LLMs are restricted in this way quite egregiously; "those who do not study history are doomed to repeat it", but if this continues, no one will have the ability to know history and are therefore forced to repeat it.

  • > Ask it about the Crusades, often if forgets the sacking of St. Peter's in Rome around 846 AD, usually painting the Papacy as a needlessly hateful and violent people during that specific Crusade. Which was horrible, bloody as well as immensely destructive (I don't defend the Crusades), but paints the Islamic forces as victims, which they were eventually, but not at the beginning, at the beginning they were the aggressors bent on invading Rome.

    I don't know a lot about the other things you mentioned, but the concept of crusading did not exist (in Christianity) in 846 AD. It's not any conflict between Muslims and Christians.

    • The crusades were predicated on historic tensions between Rome and the Arabs. Which is why I mention that, while the First Crusade proper was in 1096, it's core reasoning were situations like the Sacking of St. Peters which is considered by historians to be one of the most influential moments and often was used as a justification as there was a history of incompatibilities between Rome and the Muslims.

      Further leading to the Papacy furthering such efforts in the upcoming years, as they were in Rome and made strong efforts to maintain Catholicism within those boundaries. Crusading didn't appear out of nothing; it required a catalyst for the behavior, like what i listed, is usually a common suspect.

      5 replies →

  • Arthur Harris is in no way considered a war criminal by the vast majority of British people for the record.

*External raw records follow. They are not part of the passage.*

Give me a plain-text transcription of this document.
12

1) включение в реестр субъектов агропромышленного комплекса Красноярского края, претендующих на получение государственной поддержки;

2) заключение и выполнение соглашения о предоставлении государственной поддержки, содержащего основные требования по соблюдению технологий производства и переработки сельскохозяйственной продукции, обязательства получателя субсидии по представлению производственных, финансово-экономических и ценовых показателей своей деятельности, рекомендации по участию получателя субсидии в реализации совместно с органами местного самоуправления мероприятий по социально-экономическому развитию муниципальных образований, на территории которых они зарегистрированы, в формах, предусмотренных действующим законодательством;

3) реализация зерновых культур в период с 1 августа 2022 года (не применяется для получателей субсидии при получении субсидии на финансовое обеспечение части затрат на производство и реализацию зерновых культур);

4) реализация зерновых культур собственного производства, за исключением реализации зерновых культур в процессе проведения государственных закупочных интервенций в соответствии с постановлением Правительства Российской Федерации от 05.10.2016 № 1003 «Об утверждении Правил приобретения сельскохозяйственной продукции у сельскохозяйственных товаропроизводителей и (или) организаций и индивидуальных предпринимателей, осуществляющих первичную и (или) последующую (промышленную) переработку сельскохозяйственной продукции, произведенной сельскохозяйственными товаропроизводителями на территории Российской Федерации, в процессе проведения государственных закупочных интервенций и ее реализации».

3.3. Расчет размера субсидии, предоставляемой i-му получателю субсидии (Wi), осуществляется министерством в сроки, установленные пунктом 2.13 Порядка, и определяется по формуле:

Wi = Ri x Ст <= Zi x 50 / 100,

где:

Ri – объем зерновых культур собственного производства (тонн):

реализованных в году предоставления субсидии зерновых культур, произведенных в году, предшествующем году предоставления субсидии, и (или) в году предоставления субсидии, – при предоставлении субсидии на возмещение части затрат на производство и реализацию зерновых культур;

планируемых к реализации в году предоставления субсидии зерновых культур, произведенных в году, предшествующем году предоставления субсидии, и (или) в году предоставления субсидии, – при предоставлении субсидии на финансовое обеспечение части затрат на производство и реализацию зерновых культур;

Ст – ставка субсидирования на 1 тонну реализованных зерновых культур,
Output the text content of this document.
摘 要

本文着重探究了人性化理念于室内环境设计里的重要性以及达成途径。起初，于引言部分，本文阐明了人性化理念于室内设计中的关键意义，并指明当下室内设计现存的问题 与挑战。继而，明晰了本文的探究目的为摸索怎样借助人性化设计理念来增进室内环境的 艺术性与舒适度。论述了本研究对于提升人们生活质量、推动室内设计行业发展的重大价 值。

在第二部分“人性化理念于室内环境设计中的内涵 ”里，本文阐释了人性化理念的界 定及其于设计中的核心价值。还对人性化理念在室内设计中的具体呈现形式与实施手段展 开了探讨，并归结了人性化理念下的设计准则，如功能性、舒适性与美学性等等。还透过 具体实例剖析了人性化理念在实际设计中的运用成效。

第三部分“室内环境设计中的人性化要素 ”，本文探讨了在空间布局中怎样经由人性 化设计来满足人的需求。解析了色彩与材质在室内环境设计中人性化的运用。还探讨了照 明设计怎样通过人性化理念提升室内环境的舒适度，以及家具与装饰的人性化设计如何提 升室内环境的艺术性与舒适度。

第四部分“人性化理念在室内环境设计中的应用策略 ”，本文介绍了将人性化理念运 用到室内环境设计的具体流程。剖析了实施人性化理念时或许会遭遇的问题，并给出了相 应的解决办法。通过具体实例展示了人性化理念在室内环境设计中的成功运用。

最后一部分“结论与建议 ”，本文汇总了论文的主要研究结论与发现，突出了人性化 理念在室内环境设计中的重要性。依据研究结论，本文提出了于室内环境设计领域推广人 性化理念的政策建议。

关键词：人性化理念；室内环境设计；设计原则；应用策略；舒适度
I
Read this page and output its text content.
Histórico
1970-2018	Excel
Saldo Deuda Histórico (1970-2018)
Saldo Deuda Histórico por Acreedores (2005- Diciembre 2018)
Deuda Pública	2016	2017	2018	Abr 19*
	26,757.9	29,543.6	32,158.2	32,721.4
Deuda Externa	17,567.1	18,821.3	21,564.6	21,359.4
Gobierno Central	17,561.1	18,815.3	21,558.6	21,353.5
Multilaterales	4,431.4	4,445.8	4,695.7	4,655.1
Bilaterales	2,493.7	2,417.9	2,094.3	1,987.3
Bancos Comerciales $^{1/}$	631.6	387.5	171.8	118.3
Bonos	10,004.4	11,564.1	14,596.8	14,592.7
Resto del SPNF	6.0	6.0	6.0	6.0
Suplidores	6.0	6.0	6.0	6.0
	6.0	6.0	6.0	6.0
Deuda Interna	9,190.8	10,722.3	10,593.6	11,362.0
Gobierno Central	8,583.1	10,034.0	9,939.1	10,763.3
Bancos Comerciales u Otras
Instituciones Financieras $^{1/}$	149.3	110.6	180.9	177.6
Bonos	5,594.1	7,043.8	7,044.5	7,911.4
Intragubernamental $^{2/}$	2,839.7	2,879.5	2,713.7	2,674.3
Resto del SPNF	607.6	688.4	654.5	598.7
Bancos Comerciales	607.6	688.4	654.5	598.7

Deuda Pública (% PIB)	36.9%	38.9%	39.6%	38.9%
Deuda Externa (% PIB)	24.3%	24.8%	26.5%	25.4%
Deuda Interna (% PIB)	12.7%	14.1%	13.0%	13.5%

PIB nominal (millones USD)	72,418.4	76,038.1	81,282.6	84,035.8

    It’s a very controversial opinion and stating as a just so fact needs challenging.

    • Do you have references or corroborating evidence?

      In 1992 a statue was erected to Harris in London, it was under 24 hour surveillance for several months due to protesting and vandalism attempts. I'm only mentioning this to highlight that there was quite a bit of push back specifically calling the gov out on a tribute to him; which usually doesn't happen if the person was well liked... not as an attempted killshot.

      Even the RAF themselves state that there was quite a few who were critical on the first page of their assessment of Arthur Harris https://www.raf.mod.uk/what-we-do/centre-for-air-and-space-p...

      Which is funny and an odd thing to say if you are widely loved/unquestioned by your people. Again just another occurrence of language from those who are on his side reinforcing the idea that there is, as you say is "very controversial", and maybe not a "vast majority" since those two things seem at odds with each other.

      Not to mention that Harris targeted civilians, which is generally considered behavior of a war-criminal.

      As an aside this talk page is a good laugh. https://en.wikipedia.org/wiki/Talk:Arthur_Harris/Archive_1

      Although you are correct I should have used more accurate language instead of saying "considered" I should have said "considered by some".

  • You call out that you don’t defend the crusades but are you supportive of Rhodesia?

    • I only highlighted that I'm not in support of the crusades since it sounds like i might be by my comments. I was highlighting that they didn't just lash out with no cause to start their holy war.

      Rhodesia is a hard one; since the more I learn about it the more I feel terrible for both sides; I also do not support terrorism against a nation even if I believe they might not be in the right. However i hold by my disdain for how the British responded/withdrew from them effectively doomed Rhodesia making peaceful resolution essentially impossible.

  • This was interesting thanks - makes me wish I had the time to study your examples. But of course I don't, without just turning to an LLM....

    If for any of these topics you do manage to get a summary you'd agree with from a (future or better-prompted?) LLM I'd like to read it. Particularly the first and third, the second is somewhat familiar and the fourth was a bit vague.

  • If someone has Grok 4 access I'd be interested to see if it's less likely to avoid these specific issues.

  • > those who do not study history are doomed to repeat it

    The problem is, those that do study history are also doomed to watch it repeat.